What is next? Will we now be allowing drug companies to use our children as lab rats for the marketability of a new drug? Or perhaps cosmetic companies can just spray chemicals in our kids eyes to see if a new makeup product is hypoallergenic? When did it become okay to put the interests of a corporation’s bottom line, over the welfare of our children?

The opt-out movement has been successful in New York. Activist groups such as NYSAPE (New York Allies for Public Education) have helped organize resistance to over testing. The NYSUT (New York State Union of Teachers) is also opposed to field testing. Parents can refuse to have their child take field tests. There are links to sample refusal letters for stand alone field tests. There are several school districts that do opt-out of field tests. Also, since almost 25% of New York’s Common Core questions are already embedded in the actual tests, that means students who are sitting for 18 hours over six days under high stakes testing conditions, spend four and a half of those hours answering questions that will not be used for their grade. That is four and a half hours our children could be learning something meaningful, instead of working for Pearson publishing for free.
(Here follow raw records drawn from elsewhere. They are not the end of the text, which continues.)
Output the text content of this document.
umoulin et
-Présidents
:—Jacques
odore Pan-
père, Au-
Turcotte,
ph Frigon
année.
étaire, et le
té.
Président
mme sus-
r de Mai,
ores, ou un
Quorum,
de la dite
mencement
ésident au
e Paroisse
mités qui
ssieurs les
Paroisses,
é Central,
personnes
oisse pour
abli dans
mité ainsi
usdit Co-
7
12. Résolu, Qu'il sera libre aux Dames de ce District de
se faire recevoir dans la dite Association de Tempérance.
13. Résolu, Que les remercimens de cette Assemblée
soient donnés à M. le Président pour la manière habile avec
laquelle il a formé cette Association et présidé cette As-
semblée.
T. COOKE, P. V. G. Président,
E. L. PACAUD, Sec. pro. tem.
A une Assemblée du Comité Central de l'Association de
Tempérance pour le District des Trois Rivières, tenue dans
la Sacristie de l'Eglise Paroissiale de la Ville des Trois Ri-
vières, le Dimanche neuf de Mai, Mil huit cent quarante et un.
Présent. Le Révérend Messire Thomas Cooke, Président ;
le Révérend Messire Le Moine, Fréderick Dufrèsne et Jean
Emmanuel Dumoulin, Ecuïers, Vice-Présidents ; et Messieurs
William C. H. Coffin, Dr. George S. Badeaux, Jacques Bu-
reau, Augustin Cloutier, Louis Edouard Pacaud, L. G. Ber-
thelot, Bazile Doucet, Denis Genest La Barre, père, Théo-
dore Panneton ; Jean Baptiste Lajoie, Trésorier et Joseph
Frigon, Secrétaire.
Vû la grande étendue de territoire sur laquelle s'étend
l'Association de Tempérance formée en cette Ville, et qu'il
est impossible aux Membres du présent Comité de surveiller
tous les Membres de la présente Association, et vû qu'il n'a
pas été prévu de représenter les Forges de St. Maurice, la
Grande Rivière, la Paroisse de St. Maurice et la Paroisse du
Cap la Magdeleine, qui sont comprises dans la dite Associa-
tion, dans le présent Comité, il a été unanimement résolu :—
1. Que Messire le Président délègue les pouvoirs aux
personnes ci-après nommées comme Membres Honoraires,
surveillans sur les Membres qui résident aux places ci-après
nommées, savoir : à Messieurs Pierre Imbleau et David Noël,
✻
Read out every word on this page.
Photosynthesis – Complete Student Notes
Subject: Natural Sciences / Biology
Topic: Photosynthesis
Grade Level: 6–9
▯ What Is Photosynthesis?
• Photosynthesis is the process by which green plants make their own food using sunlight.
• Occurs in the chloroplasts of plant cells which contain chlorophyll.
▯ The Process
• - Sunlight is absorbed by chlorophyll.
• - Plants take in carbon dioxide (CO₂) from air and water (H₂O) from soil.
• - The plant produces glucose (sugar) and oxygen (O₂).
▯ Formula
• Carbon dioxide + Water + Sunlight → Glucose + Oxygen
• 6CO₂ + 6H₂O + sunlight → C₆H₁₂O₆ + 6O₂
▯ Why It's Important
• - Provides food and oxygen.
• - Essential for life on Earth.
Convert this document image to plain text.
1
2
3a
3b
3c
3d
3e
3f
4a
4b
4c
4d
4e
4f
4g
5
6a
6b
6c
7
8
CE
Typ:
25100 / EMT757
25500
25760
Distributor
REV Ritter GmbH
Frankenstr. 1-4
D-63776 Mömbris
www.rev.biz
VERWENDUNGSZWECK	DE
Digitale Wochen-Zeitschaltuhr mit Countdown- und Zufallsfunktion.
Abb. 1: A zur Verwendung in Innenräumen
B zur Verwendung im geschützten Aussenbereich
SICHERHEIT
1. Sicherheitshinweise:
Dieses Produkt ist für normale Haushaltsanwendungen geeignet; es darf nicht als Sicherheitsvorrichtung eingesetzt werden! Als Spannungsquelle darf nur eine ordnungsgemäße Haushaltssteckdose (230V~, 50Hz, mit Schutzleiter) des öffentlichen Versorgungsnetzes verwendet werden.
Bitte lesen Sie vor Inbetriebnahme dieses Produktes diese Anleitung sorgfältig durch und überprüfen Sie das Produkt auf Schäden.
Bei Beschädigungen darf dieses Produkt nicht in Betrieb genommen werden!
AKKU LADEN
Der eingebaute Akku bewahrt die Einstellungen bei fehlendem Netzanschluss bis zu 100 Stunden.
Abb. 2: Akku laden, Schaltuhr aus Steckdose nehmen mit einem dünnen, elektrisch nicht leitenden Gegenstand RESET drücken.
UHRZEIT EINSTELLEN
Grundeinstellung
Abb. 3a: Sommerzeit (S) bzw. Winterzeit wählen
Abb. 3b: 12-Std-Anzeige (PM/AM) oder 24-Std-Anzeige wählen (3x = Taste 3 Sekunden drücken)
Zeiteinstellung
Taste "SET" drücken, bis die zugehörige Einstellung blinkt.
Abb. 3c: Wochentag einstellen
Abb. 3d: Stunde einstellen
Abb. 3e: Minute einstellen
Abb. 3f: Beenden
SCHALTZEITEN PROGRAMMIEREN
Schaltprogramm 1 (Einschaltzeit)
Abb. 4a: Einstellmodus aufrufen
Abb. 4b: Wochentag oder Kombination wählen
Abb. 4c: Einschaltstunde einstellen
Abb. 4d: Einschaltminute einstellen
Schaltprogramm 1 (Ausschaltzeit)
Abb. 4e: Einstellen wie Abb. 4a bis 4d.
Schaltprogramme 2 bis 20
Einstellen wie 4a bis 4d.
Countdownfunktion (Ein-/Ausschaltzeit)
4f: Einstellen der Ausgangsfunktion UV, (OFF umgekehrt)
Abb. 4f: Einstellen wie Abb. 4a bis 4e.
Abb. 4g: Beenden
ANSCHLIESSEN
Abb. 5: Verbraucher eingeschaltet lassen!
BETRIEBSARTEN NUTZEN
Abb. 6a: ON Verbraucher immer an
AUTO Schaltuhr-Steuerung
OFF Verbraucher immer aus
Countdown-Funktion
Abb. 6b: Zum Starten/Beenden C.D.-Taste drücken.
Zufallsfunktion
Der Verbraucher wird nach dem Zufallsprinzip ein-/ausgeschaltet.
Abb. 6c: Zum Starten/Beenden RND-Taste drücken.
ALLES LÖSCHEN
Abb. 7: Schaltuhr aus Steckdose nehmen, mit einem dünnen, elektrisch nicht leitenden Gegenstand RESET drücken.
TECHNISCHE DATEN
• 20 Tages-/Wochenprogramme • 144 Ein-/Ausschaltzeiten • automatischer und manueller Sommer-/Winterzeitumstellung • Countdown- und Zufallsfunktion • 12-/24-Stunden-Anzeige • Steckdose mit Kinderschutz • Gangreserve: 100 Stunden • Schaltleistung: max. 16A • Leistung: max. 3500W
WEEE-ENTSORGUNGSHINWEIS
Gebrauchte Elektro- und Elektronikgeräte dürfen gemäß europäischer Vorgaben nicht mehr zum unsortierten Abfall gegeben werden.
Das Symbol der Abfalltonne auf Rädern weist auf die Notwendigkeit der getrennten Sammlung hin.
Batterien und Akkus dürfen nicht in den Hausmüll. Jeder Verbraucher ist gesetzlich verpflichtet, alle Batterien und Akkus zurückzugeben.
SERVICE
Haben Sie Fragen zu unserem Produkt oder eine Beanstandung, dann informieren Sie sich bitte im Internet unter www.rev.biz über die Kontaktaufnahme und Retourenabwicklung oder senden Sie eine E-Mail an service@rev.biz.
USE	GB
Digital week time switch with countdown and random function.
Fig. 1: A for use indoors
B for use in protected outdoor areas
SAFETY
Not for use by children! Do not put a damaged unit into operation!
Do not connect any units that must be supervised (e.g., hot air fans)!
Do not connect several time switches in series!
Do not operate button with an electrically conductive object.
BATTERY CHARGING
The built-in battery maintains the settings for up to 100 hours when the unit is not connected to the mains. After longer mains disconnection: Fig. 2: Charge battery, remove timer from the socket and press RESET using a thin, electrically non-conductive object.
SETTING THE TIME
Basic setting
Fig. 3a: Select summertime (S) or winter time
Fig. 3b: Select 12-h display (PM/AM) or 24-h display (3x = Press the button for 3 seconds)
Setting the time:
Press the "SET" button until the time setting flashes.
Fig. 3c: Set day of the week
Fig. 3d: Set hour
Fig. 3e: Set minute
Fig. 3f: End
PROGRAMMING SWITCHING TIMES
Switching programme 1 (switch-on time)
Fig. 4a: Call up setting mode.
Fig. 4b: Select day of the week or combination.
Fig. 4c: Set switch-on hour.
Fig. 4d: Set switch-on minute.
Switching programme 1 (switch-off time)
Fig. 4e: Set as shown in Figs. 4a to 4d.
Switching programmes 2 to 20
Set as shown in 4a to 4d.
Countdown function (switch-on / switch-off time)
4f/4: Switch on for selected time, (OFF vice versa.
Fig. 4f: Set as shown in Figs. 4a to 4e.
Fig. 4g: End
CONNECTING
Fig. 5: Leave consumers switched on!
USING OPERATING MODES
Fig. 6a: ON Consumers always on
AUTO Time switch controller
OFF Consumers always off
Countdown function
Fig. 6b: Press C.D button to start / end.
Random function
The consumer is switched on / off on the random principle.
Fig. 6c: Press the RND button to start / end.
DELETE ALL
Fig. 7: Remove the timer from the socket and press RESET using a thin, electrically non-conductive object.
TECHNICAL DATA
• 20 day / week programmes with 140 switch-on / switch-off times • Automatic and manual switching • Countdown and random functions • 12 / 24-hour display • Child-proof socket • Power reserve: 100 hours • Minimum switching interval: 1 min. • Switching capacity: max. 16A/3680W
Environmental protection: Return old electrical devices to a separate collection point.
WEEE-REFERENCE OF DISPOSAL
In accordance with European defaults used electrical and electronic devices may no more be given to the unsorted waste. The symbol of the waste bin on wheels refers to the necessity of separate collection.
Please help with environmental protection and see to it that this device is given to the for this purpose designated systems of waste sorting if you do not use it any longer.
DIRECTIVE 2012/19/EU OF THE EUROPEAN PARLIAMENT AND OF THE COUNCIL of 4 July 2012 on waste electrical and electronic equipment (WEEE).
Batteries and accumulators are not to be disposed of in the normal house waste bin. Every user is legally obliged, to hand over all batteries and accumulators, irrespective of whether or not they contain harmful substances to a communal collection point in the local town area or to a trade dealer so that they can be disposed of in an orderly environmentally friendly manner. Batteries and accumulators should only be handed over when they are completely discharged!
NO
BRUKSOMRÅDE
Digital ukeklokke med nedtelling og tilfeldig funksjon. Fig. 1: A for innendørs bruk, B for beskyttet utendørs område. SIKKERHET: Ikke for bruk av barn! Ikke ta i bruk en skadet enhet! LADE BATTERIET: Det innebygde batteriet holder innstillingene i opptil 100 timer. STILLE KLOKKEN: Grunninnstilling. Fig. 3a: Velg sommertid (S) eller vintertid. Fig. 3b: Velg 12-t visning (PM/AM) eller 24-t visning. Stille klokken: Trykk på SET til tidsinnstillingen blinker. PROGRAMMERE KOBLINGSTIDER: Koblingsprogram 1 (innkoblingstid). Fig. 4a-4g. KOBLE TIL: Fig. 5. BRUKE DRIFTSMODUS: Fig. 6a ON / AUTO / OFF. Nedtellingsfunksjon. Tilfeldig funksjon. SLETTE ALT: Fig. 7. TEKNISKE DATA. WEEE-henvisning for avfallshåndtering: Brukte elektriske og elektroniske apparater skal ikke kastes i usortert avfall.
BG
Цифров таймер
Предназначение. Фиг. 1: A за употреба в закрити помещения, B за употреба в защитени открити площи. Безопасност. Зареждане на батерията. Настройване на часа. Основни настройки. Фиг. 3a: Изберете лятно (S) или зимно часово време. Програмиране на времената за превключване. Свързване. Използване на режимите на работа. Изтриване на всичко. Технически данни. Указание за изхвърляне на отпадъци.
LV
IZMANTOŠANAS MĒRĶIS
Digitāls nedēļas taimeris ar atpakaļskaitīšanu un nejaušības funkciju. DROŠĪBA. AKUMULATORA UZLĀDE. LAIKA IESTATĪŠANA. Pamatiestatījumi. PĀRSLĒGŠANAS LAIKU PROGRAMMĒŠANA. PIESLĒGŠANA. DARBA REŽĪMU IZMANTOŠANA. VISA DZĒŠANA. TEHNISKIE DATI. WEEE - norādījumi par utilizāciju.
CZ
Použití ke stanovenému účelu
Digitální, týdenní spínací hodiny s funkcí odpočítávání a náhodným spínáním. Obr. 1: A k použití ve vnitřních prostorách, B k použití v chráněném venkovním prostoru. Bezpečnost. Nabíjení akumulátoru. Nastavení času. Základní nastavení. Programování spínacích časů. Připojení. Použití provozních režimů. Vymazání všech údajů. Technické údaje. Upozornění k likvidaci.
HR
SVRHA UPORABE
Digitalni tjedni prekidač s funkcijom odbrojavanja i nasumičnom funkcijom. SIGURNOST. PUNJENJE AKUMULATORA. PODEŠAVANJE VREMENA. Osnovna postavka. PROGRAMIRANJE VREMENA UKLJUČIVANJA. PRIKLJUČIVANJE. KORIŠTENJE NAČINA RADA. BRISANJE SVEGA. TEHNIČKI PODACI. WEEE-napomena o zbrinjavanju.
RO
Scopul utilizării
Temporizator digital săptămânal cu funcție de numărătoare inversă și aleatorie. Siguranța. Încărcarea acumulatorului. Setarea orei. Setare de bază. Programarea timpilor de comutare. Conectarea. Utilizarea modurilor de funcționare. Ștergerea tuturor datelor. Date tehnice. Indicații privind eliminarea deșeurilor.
What are the benefits to the students and teachers for taking field tests? Arguments could be made that high school students who must take the NYS Regents might benefit from the practice under testing conditions three weeks before they must sit for this year’s exam. However, that benefit must be weighed against the loss of class time for the teachers involved. And it must be weighed against the cost of paying teachers for lost prep periods spent on proctoring. There is no benefit for 3 - 8 grade students to sit for more testing, after just finishing 10 school days of Common Core and MOSL exams.

Our children are being used as free labor to norm exams that only serve three purposes: evaluating students, evaluating teachers and making corporate profit. Even in New York where the opt-out movement is strong, we have thousands of kids sitting at the end of the year for the benefit of corporations. This information about field testing is suppressed at the state, city and school levels, in order to maintain testing profits.  

Educators know that students thrive through actual learning; creativity, class presentations, discussions, projects, art and music. They are also enriched by taking part in arts festivals, theater productions, producing student films, performing in talent shows or poetry slams. Springtime should be for field days where students can compete, exercise and bond with each other. Where they have the opportunity to work as a team, and actually enjoy school.

Many schools still manage to include these enrichments in our children’s education, but that is in spite of the pressure to have students perform well on these high stakes tests. The end of the school year is supposed to be for celebrations and reflection, not for meaningless testing in order to ensure corporate profit.

When do we stand up for our children and not let them be used as fodder for the for-profit testing industry? #StopThisMadness


  1. We have Field Hour now. Sad times.

  2. is this also going on in WA state?

    there must be a way for 'the public' to take back education, expose and resist--can students be kept home for those 10 days to boycott these corporate, wall street tests? what about teacher, parents, student, community boards to make the decisions? what can I do in Bellingham, WA?